Виталя заморгал, взметнул мохнатое личико.
— Из каких водометов? — ошалело переспросил он.
— В «Краснознаменном вертограде» статья была, — пояснил Африкан. — Водой поливали, дубинками чистили…
Слегка отшатнувшись, Виталя испуганно глядел на Африкана.
— Не-е… — растерянно сказал он наконец. — Все честь по чести: митинг санкционированный, демонстрация — тоже…
— А кто санкцию давал? — желчно осведомился Африкан. — Сам небось Глеб Портнягин?
Виталя ссутулился и уронил голову на грудь.
— Дожили… — с горечью сказал Африкан. — У поганого колдуна разрешение клянчить… Причем на что! На проявление народного гнева… Эх!..
Замолчал, потом вдруг протянул по-хозяйски растопыренную пятерню через стол, взял бутылку, осмотрел неодобрительно… С яркой этикетки на него глумливо воззрился козлобородый старик. «Nehorosheff. Водка высшего качества. Розлито и заряжено там-то и там-то… Остерегайтесь подделки…»

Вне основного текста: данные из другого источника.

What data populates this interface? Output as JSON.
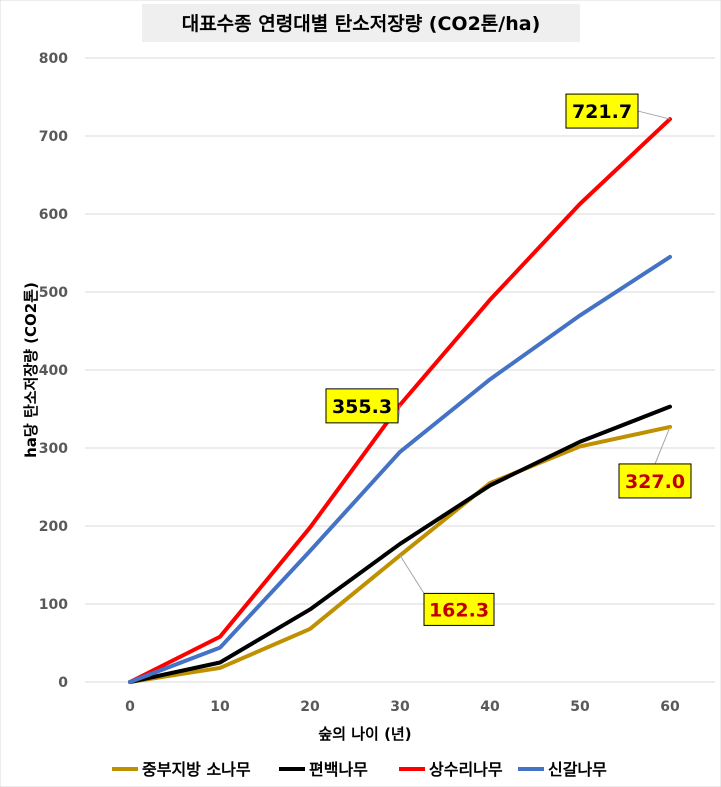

— Ну а со стороны колдунов провокации-то хоть были?.. — с надеждой спросил Африкан, возвращая бутылку на стол. — Во время митинга…
— Да нас менты охраняли… — виновато сказал Виталя. — Нет, ну были, конечно… — тут же поспешил исправиться он. — Ведьмы баклужинские порчу навести хотели…
— И что?
— Тут же их и загребли… У двоих лицензию отобрали на год… Ворожить можно, а все остальное — нельзя… Вот с тех пор вроде больше акций не проводилось…
Последовало тягостное продолжительное молчание.
— Та-ак… — протянул наконец Африкан. — Порадовал… Ну а вожаки? Тоже врассыпную?
— А Бог их знает… — с тоской сказал Виталя. — Клим вроде в коммерцию подался, а Панкрат и вовсе — в теневики.